In a recent statement, Tonko noted that the Centers for Disease Control and Prevention in June revealed more than 40% of adults in the U.S. reported struggling with their mental health. The numbers show a “widespread, quiet suffering” within American households that will have lasting consequences, he said.
“My COVID-19 Mental Health Research Act would help us better understand these mental and behavioral health challenges and equip us with knowledge and tools to help [frontline workers] manage their health and build resiliency,” Tonko said.
Representatives at the Albany Medical Center “applauds Rep. Tonko’s efforts” because they are “committed to providing an environment that promotes the health and well-being of its workforce.”
“We offer a robust Employee Assistance Program through Capital EAP with free counseling and a host of other services for employees and their family members,” Albany Med spokeswoman Sue Ford said in an email. “In addition, Albany Med has a wide range of wellness offerings, and a multi-disciplinary committee — called Support Our Staff — on call to assist Albany Med staff who are experiencing any form of crisis.”
Albany psychologist Tania Khan said experiences like Robbins’ are why research during the pandemic should be considered essential because mental professionals are also trying to figure out the best way to treat their patients.
“It’s really dangerous to make sweeping generalizations or assumptions about people just based on their personal experience.” Khan said. “It’s not my job to give advice based on my life experiences. It is based on treatments that we know are effective for broader groups, not just a certain type of individual. Without that research, we can’t make the conclusion about what would work.”
Khan also said workers’ mental health should be prioritized not only for their sake, but for society’s well-being.
“We all live in a system and those of us who are not health care workers rely on hospitals to take care of us,” Khan said. “[Essential] employees are working around the clock, and if they don’t have the physical time to [take care of themselves], they’re not getting the care they need to deliver the services we need.”
While New York state appears to have temporarily controlled the spread of the virus, Robbins and Rochester General Hospital are anticipating a new wave of infections in the fall. The facility has prepared more beds and negative pressure rooms, and Robbins’ is preparing to care for her mental health by resuming therapy through Telehealth.
“I wish I could have gone to New York City and done more because I feel like I didn’t even do enough, which is something I’ve talked about with my therapist,” Robbins said.

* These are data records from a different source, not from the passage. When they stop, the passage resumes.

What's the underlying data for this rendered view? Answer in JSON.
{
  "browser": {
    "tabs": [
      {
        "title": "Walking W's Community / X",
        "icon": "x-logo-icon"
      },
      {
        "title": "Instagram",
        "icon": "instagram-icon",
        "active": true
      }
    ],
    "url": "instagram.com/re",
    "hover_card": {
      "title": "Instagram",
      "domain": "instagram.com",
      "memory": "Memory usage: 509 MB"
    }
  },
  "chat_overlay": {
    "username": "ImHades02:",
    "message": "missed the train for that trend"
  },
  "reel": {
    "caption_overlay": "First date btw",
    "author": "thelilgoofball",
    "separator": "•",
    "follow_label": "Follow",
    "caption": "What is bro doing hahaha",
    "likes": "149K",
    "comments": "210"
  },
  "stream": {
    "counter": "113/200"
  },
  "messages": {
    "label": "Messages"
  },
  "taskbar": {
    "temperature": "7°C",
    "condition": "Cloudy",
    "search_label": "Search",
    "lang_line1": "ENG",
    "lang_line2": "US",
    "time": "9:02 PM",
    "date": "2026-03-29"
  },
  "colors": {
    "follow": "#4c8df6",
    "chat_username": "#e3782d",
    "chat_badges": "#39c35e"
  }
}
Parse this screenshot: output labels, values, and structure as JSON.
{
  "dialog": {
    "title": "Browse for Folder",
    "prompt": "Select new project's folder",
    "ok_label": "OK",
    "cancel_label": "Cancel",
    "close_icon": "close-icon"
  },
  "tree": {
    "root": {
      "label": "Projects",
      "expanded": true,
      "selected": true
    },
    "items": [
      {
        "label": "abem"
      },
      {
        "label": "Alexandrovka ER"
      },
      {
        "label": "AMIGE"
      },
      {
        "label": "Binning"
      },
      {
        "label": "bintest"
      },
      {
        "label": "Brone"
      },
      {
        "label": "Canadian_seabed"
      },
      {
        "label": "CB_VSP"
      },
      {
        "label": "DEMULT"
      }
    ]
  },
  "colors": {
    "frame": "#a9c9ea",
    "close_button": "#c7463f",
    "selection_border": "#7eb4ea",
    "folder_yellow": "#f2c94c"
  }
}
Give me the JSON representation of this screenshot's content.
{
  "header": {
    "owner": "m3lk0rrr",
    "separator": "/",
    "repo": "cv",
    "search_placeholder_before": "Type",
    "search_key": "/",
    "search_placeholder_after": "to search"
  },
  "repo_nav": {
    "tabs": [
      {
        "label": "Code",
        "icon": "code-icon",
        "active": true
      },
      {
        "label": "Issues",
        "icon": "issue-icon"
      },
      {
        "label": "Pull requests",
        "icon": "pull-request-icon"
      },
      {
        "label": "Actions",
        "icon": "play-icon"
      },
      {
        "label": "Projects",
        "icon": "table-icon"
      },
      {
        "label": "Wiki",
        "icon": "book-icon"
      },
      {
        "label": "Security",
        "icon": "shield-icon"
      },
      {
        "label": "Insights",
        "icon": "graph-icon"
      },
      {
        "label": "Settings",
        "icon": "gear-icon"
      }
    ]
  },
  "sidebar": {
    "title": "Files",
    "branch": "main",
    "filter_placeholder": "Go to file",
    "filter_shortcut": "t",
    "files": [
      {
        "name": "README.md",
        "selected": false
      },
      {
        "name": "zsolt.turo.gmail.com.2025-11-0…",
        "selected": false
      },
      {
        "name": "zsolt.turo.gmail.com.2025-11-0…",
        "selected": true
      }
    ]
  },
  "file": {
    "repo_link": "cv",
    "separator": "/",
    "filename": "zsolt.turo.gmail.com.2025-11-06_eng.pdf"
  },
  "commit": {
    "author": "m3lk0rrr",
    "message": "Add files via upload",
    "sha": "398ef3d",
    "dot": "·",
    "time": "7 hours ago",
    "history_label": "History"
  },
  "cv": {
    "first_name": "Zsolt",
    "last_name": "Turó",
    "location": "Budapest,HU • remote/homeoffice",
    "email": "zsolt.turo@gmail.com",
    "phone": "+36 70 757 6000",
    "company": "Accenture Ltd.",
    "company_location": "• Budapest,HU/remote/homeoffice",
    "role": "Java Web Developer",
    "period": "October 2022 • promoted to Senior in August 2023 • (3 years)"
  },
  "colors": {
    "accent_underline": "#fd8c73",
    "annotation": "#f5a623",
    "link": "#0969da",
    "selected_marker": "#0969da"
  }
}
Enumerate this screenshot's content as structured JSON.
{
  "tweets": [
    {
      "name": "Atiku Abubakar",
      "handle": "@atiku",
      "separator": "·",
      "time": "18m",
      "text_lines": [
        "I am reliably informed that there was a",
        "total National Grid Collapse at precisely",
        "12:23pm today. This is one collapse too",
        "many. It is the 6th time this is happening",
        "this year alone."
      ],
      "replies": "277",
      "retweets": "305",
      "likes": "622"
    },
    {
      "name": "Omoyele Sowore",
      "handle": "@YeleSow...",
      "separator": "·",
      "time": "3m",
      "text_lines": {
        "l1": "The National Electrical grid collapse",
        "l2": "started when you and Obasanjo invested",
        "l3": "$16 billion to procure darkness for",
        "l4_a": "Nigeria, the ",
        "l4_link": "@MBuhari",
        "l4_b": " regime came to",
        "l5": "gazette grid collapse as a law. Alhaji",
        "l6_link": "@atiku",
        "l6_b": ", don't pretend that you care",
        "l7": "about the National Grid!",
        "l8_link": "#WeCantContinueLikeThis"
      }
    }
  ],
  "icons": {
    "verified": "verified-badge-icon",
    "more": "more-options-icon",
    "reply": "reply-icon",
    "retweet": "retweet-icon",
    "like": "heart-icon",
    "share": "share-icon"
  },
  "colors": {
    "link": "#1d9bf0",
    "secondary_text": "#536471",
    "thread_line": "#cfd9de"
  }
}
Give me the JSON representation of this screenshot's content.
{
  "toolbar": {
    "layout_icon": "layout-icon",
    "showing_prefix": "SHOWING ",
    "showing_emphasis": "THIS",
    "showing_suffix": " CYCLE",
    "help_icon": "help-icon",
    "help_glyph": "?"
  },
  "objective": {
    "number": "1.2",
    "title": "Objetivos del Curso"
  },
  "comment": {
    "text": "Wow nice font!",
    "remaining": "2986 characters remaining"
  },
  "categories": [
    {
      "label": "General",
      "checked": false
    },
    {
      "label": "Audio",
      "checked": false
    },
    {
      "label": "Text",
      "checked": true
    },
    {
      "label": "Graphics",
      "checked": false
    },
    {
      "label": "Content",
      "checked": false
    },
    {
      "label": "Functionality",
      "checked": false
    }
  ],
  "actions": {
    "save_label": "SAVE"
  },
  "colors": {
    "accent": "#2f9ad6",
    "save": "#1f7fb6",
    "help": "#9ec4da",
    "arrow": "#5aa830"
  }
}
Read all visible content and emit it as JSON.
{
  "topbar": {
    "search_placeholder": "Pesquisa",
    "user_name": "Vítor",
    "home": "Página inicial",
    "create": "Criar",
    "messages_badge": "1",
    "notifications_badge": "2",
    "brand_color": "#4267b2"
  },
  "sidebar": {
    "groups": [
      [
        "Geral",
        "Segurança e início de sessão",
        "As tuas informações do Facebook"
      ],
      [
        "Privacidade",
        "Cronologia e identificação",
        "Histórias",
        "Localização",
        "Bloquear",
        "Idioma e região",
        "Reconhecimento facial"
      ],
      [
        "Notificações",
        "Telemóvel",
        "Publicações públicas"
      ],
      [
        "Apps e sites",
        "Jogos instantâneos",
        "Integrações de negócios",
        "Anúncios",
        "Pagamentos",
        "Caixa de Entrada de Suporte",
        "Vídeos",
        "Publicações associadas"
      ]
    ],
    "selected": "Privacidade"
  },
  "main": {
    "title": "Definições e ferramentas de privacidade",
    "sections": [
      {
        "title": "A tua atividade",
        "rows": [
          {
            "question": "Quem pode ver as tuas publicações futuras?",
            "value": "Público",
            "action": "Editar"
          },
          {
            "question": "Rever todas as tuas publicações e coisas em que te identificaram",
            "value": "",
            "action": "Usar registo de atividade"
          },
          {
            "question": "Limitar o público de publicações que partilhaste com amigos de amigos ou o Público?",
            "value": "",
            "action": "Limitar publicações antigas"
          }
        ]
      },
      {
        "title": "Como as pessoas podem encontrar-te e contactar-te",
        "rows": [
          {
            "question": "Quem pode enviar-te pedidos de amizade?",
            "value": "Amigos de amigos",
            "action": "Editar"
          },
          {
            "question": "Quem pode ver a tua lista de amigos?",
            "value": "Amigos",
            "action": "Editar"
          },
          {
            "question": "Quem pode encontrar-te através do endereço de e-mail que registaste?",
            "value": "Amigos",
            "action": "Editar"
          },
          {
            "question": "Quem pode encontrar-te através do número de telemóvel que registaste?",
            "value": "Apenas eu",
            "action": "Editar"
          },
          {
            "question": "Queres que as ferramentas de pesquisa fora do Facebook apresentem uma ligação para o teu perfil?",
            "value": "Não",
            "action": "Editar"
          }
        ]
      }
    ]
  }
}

On their website, the CDC lists signs of stress, coping and resilience techniques and provides resources on where essential workers can get mental health support. The specific page for emergency responders, a job that rarely allows time for preparation, cautions the side effects of burnout and secondary traumatic stress. A third page also provides an instructional video and curriculum titled, “Caring for Yourself While Caring for Others,” which informs healthcare employees how to manage the risks of their job while caring for their personal safety.